I'm trying to reissue certificates for my Tor exit nodes and can't because they're all blocked from accessing the acme-v02.api.letsencrypt.org URL.
This is a fairly recent change and there has not been any announcement about it. What's going on?
cURL via http:
/ user@server# curl -v acme-v02.api.letsencrypt.org * Rebuilt URL to: acme-v02.api.letsencrypt.org/ * Trying 18.104.22.168... * TCP_NODELAY set * Connected to acme-v02.api.letsencrypt.org (22.214.171.124) port 80 (#0) > GET / HTTP/1.1 > Host: acme-v02.api.letsencrypt.org > User-Agent: curl/7.58.0 > Accept: */* > * Recv failure: Connection reset by peer * stopped the pause stream! * Closing connection 0 curl: (56) Recv failure: Connection reset by peer
cURL via TLS:
/ user@server# curl -v https://acme-v02.api.letsencrypt.org:443 * Rebuilt URL to: https://acme-v02.api.letsencrypt.org:443/ * Trying 126.96.36.199... * TCP_NODELAY set * Connected to acme-v02.api.letsencrypt.org (188.8.131.52) port 443 (#0) * ALPN, offering h2 * ALPN, offering http/1.1 * successfully set certificate verify locations: * CAfile: /etc/ssl/certs/ca-certificates.crt CApath: /etc/ssl/certs * TLSv1.3 (OUT), TLS handshake, Client hello (1): * OpenSSL SSL_connect: SSL_ERROR_SYSCALL in connection to acme-v02.api.letsencrypt.org:443 * stopped the pause stream! * Closing connection 0 curl: (35) OpenSSL SSL_connect: SSL_ERROR_SYSCALL in connection to acme-v02.api.letsencrypt.org:443
/ user@server# openssl s_client -connect acme-v02.api.letsencrypt.org:443 CONNECTED(00000003) write:errno=104 --- no peer certificate available --- No client certificate CA names sent --- SSL handshake has read 0 bytes and written 330 bytes Verification: OK --- New, (NONE), Cipher is (NONE) Secure Renegotiation IS NOT supported Compression: NONE Expansion: NONE No ALPN negotiated Early data was not sent Verify return code: 0 (ok) ---
... ;acme-v02.api.letsencrypt.org.
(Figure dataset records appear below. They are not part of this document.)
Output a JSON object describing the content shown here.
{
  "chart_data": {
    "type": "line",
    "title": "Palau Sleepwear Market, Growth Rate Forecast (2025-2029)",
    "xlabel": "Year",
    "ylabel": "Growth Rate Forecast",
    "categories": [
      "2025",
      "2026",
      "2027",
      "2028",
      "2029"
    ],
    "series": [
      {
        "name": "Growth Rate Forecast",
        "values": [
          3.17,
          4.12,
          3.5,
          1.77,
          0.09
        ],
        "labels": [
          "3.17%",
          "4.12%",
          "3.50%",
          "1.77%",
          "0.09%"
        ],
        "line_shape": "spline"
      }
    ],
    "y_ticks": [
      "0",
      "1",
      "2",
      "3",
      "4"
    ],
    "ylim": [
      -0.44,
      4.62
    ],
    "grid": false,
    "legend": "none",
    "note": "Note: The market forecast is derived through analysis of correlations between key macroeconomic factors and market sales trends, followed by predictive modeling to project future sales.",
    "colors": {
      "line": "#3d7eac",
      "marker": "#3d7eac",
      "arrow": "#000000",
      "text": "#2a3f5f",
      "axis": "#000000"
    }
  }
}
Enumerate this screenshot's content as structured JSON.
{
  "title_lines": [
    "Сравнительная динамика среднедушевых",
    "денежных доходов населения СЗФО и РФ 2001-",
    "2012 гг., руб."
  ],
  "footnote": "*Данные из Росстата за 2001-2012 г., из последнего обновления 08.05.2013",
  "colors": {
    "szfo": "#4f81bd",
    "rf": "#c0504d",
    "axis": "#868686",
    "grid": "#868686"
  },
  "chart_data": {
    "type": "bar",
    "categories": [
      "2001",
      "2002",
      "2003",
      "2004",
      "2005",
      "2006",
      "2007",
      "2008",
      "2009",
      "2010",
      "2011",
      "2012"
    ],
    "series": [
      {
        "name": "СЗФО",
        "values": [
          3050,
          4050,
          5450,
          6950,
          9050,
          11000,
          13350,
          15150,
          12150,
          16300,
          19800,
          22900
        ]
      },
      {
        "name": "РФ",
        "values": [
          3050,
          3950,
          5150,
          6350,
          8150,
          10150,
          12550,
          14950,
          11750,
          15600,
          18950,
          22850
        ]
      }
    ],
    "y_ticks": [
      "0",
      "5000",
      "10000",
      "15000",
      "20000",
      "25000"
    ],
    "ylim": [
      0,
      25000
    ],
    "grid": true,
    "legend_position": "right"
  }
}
IN A ;; ANSWER SECTION: acme-v02.api.letsencrypt.org. 6934 IN CNAME prod.api.letsencrypt.org. prod.api.letsencrypt.org. 33 IN CNAME ca80a1adb12a4fbdac5ffcbc944e9a61.pacloudflare.com. ca80a1adb12a4fbdac5ffcbc944e9a61.pacloudflare.com. 33 IN A 184.108.40.206 ...
This same behaviour can be observed on all nodes of my entire exit node family.
Please unblock exit nodes, or publish an elaborate announcement that you're officially locking them out.